I renewed an interest in fountain pens perhaps a year and a half ago and have been drawing with them about 50% of the time. My first flirtation with them some 25 years ago was discouraging because I didn’t understand their mechanics, and improper care, combined with the wrong ink, bollocksed up a few pens. After trashing a semi-expensive Pelikan I moved on. But I always thought they had an elegance to them and had seen fountain pen script that produced an interesting line. Capable of lines both thicker and thinner than ballpoint, they also produced a wetter, thinner flow that could vary in tonal density from the start to the finish of a line or flourish. There was a noticeable “pooling” of pigment when the speed of the pen stroke slowed significantly or as the nib would come to a full stop. And while they seldom had the flexibility of the tines in a dip pen such as a Copperplate nib, some of the stub nibs had directional variance in line width and by virtue of an ink reservoir called a cartridge or a converter, the fountain pen had the distinct advantage of not being tethered to a bottle of ink. As you may have gathered at this website, I like to draw on buses.

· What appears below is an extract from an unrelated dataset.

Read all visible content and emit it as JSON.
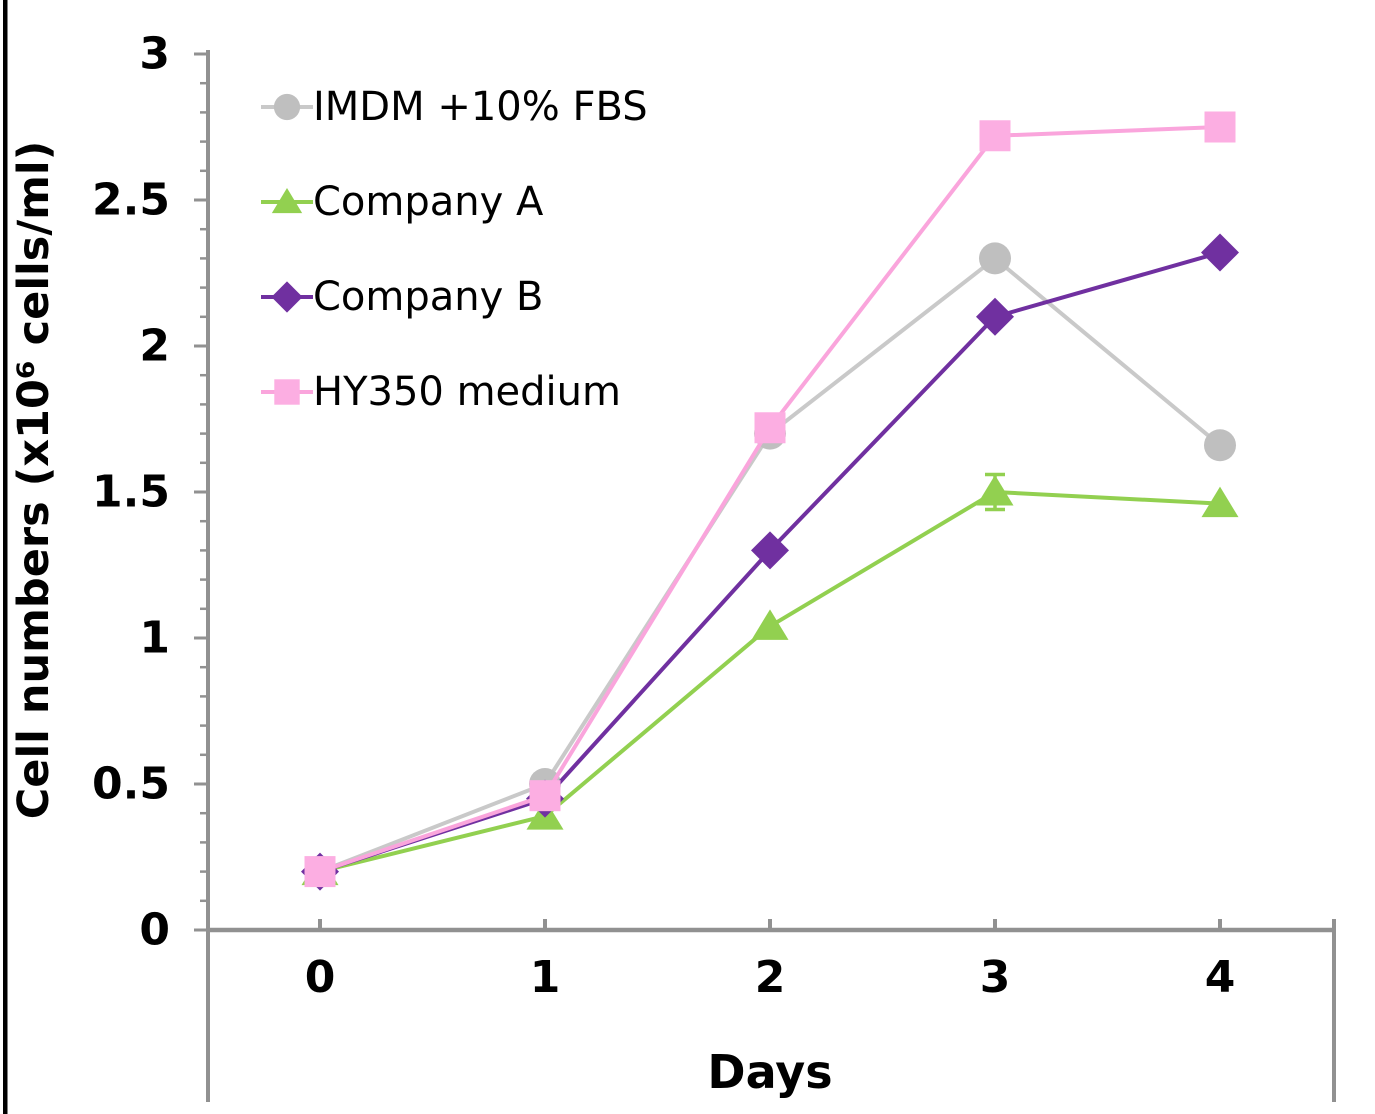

Since it is also evident that I like to draw in previously used ledger books, I was always encountering numbers and script done in various medium. After looking at what was evidently fountain pen ink, I decided to give it another go. One frequent visitor to BND, who had been complimentary in past viewings expressed unvarnished disdain for my use of the fountain pen. Apparently tormented as a youth in school by the required tool, they had no love for the boring line produced by this writing instrument. I’ll note here that I got similar responses 35 years ago when I traded in my pencils and charcoal for a ballpoint. And having tried all the beasts on the shelves in art & craft & writing stores I often found myself struggling with an instrument I hadn’t mastered or by it’s very nature was ill suited to sketchbooks and ledger books. Often, that was the point. To see what would come of a new tool and to take some of the control and predictable flourish away from my hand. So just as I contend there are no bad poses, I don’t like blame coming to exclusive rest with the materials. Attributes can be found in unsuspecting places if you’re alert, no? A ballpoint that bled like a stuck pig and would most likely find itself in a waste basket, gave me a wide and juicy line as distinct from the brittle line produced by the well behaved accountants’ Bic fine point.

The very watery nature that is integral with fountain ink allows me to dab it while still wet and stamp ambient marks and smear the ink to get swaths and hazes that expand the vocabulary of the tool’s signature.

 

LARD A MERCY! Finally. Scanner’s working after 3+ months. Sorry to all my viewers for letting the site go stale. I’ve been drawing my little knuckles to the bone during that time so I’ll be posting drawings in frequent clusters in the coming weeks. I’ve been out on the road and even went to my first Dr. Sketchy’s while out in Seattle so I’ll give y’all the what’s up regarding that. My thanks to all who continued checking in to see if I was still alive or if I’d given up drawing and had gone to crush grapes in a monastic order that made jams and balsamic vinegars. All drawings are in a Quo Vadis planner on Clairefontaine paper. Cheers, Darn.